Publisher: Simon Pulse
Source: Amazon Vine
Publication Date: 07 February 2012
Series or Standalone: Standalone
Format: Paperback (ARC)
Place(s) Traveled to: Belleville, Minnesota
Rating: 3 out of 5 stars
First Line: There are three of them. No, four.
Dead to You is Lisa McMann’s newest novel and I was very excited about when I read about the premise – a teen boy who was kidnapped as a child coming home to his family. It reminded me a bit of a book that I read when I was a teen, The Face on the Milk Carton by Caroline B Cooney, only from a male perspective. I found Dead to You to be a really quick read with short chapters (always a reader’s downfall) and a story that had just enough hook to make you want to keep turning the pages.
The narrative is a stream of conscience format from Ethan’s point of view as he adjusts to returning home and all the difficulties that he and his family face.
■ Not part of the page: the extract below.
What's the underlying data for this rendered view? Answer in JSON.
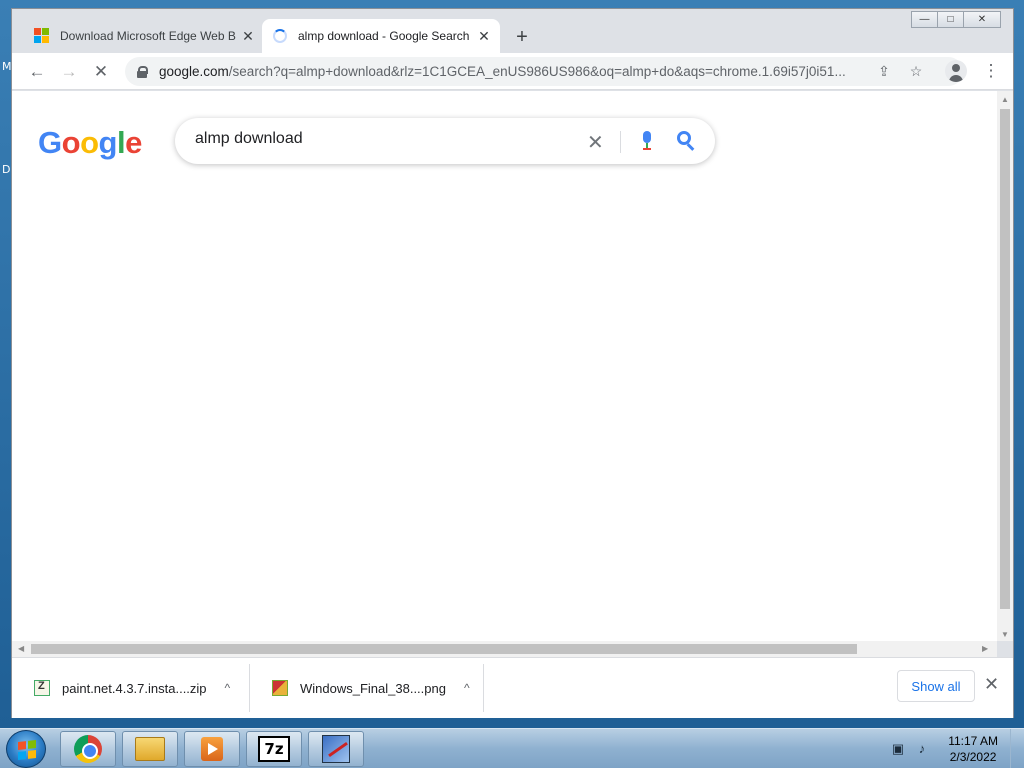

When reading books I always enjoy being inside of a characters head, seeing and feeling, what they feel as they feel it. My problem with Ethan was that I didn’t always get the boy vibe. There were times when I thought that McMann may have been trying too hard to make Ethan’s voice sound like a boy and for me it just came across as too forced and fake. I also felt that they story didn’t dig deep enough into all the emotions that it could have. There always seemed to be this distance between what was happening and the tension of many scenes never fully materialized for me. It was almost like I was view the story through a glass wall and so everything was just a little muted.
But the kicker for me with the book was the ending. It was a serious WTF sort of ending that left me with a furrowed brow and pretty disappointed. It seemed that just when things were starting to get real it just ended with no resolution. There were more questions left from those last few pages then were raised in the entire first part of the story. Now, with movies I don’t mind the occasional open ended ending in which I decide what happens to the characters. But with books, I want a good solid ending. It may not be the ending that I want, but I want the author to end the book. Dead to You, for me at least, doesn’t have a real conclusive ending. I think that McMann could have continued on and really dug deep into some emotions and conflicts and made this just ok story into something spectacular.